"Bunda jahat, Bunda lebih sayang sama anak-anak tahfidz, Bunda jarang di rumah" teriakku saat itu.
Deg. Aku yang melihat masa kecilku saat itu, terdiam, sadar bahwa seringkali menyakiti Bunda. Bunda selalu menyanyangiku, memenuhi segala permintaanku, tapi, aku sering menyakitinya. Aku yang melihat masa kecilku saat itu, mulai menangis.
"Bunda keluar dulu ya, Aya-ku, Bunda minta maaf dan tidak akan mengulangi kesalahan bunda. Ayah juga, Ayah sama Bunda selalu menyanyangi Aya" Bunda keluar, sebelumnya Bunda menatapku, memelukku, kemudian mencium keningku.
Saat itu, aku pura-pura tertidur. Aku melihat Bunda keluar dari kamarku, matanya berkaca-kaca, kulihat ia sedang menahan tangis. Ayah melihat Bunda saat itu.

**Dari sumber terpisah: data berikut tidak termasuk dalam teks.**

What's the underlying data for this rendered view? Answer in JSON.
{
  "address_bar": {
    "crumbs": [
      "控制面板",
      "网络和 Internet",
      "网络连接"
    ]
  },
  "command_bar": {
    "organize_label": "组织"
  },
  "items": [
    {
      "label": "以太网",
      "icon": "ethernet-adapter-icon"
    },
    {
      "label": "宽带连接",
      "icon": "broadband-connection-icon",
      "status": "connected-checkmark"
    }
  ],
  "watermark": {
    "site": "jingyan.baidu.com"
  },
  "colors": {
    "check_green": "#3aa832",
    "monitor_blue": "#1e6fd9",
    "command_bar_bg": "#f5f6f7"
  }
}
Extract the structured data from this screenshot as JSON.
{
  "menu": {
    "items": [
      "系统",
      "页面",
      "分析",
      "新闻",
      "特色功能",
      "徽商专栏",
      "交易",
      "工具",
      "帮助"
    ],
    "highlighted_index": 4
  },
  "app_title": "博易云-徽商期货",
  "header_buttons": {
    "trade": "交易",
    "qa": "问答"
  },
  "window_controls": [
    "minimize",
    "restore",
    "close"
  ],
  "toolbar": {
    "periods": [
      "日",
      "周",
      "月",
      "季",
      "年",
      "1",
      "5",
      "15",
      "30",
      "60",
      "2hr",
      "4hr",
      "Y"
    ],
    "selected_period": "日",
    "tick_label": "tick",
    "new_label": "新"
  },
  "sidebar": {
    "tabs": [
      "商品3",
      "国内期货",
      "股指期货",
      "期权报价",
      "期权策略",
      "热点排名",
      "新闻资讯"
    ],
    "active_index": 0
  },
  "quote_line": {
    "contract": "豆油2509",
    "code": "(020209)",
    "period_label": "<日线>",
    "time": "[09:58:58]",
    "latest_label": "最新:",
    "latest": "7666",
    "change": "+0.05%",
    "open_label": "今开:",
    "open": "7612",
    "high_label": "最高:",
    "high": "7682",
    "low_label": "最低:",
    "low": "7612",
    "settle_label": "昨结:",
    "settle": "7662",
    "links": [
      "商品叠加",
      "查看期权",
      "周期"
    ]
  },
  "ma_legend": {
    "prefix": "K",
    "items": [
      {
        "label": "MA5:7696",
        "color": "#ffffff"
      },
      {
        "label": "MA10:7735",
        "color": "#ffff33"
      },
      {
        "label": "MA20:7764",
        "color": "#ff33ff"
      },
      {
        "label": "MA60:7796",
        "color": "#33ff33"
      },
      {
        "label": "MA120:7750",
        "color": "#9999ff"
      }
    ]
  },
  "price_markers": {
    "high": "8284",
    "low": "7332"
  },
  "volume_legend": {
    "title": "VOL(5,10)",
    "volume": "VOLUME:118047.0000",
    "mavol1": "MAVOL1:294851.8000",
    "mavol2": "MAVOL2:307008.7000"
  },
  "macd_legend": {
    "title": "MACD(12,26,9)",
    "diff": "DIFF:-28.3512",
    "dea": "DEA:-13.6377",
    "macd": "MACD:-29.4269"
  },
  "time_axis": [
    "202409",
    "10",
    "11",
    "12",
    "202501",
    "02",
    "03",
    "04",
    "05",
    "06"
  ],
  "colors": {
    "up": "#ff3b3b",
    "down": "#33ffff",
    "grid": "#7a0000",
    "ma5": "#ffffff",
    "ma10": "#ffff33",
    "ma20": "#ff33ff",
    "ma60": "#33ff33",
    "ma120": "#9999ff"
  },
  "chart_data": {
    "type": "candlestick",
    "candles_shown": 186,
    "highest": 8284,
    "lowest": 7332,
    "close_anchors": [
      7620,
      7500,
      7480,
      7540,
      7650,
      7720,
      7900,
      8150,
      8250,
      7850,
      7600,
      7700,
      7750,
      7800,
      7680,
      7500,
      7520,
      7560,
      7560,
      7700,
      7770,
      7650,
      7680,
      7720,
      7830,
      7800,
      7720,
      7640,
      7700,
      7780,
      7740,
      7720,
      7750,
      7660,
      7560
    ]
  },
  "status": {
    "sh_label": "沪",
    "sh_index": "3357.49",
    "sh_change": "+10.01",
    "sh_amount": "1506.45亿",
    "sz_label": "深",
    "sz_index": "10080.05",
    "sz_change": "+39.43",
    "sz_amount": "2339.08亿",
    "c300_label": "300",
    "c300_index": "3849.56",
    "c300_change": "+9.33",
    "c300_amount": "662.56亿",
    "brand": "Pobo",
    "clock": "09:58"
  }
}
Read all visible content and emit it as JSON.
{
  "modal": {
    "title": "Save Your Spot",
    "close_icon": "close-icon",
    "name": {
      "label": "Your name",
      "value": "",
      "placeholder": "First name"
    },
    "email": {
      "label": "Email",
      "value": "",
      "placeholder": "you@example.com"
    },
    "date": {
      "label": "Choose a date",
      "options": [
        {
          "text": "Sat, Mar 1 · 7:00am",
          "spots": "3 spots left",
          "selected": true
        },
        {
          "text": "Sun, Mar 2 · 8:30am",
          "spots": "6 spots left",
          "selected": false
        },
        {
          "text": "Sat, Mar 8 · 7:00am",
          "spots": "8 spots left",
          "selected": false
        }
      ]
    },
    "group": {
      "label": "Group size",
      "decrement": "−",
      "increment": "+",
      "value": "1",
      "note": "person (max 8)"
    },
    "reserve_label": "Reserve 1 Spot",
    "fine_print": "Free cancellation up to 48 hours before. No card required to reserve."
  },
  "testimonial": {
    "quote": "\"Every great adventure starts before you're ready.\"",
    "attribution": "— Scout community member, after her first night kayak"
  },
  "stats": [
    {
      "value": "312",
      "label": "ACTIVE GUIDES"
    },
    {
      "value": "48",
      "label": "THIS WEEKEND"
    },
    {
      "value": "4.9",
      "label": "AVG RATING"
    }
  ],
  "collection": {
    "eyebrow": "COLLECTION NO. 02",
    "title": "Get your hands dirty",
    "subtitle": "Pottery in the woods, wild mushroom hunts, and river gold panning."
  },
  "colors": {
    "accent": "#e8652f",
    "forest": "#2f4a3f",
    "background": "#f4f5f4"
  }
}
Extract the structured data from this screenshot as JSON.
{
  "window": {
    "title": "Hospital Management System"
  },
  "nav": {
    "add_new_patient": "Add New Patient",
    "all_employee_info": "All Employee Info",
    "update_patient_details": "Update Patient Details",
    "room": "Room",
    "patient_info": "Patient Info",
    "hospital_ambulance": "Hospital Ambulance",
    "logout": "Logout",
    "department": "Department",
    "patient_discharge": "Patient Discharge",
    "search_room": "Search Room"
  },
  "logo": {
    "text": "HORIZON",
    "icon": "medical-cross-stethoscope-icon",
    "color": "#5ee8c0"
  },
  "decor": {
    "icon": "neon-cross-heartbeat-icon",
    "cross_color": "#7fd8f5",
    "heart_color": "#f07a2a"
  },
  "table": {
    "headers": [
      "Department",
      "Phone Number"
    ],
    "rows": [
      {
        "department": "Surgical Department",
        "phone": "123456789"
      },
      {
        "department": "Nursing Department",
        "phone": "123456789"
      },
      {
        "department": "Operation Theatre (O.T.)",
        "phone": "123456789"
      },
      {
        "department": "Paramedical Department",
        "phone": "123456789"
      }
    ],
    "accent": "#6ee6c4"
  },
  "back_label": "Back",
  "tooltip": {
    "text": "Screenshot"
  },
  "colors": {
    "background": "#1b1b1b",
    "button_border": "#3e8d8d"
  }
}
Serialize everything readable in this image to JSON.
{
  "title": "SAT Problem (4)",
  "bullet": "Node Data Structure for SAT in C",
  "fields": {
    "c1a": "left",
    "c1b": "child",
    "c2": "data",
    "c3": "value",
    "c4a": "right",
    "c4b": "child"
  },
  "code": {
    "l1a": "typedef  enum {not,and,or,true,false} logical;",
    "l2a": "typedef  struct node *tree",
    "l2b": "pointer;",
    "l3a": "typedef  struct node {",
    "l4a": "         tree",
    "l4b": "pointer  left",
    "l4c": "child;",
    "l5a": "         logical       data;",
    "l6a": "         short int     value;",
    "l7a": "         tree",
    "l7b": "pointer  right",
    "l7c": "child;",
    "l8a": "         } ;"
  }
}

"Kenapa, De?" kata Ayah kepada Bunda.
"Gapapa, Mas" jawab Bunda sambil menahan tangis
"Gapapa, menangis saja, Mas bersedia menyediakan bahu untukmu bersandar bahkan tangan untuk mengusap air matamu, de" goda Ayah pada Bunda
Kulihat, Bunda sedikit tersenyum.
"Kamu istirahat saja dulu. Besok Mas akan jelaskan alasan kita ke Aya. Dia masih kecil belum mengerti tentang banyak hal, sama seperti kita kecil dulu, kita hanya memandang suatu hal dalam perpekstif kita saja, tidak melihat sisi lain, apalagi sisi yang sebenarnya." Jawab ayah panjang lebar. Bunda terlihat mengangguk.
"Mas, aku selalu mengagumimu, caramu memandang dunia berbeda dengan orang lain" ujar Bunda.
Ayah menatap Bunda. Cukup lama. Banyak arti dari tatapan Ayah. Aku mengerti satu dua arti tatapannya, tapi terkadang aku bahkan mengabaikannya. Ayah dan Bunda pun masuk ke kamar. Mereka harus beristirahat karena perjalanan pulang dari Jakarta ke Bandung.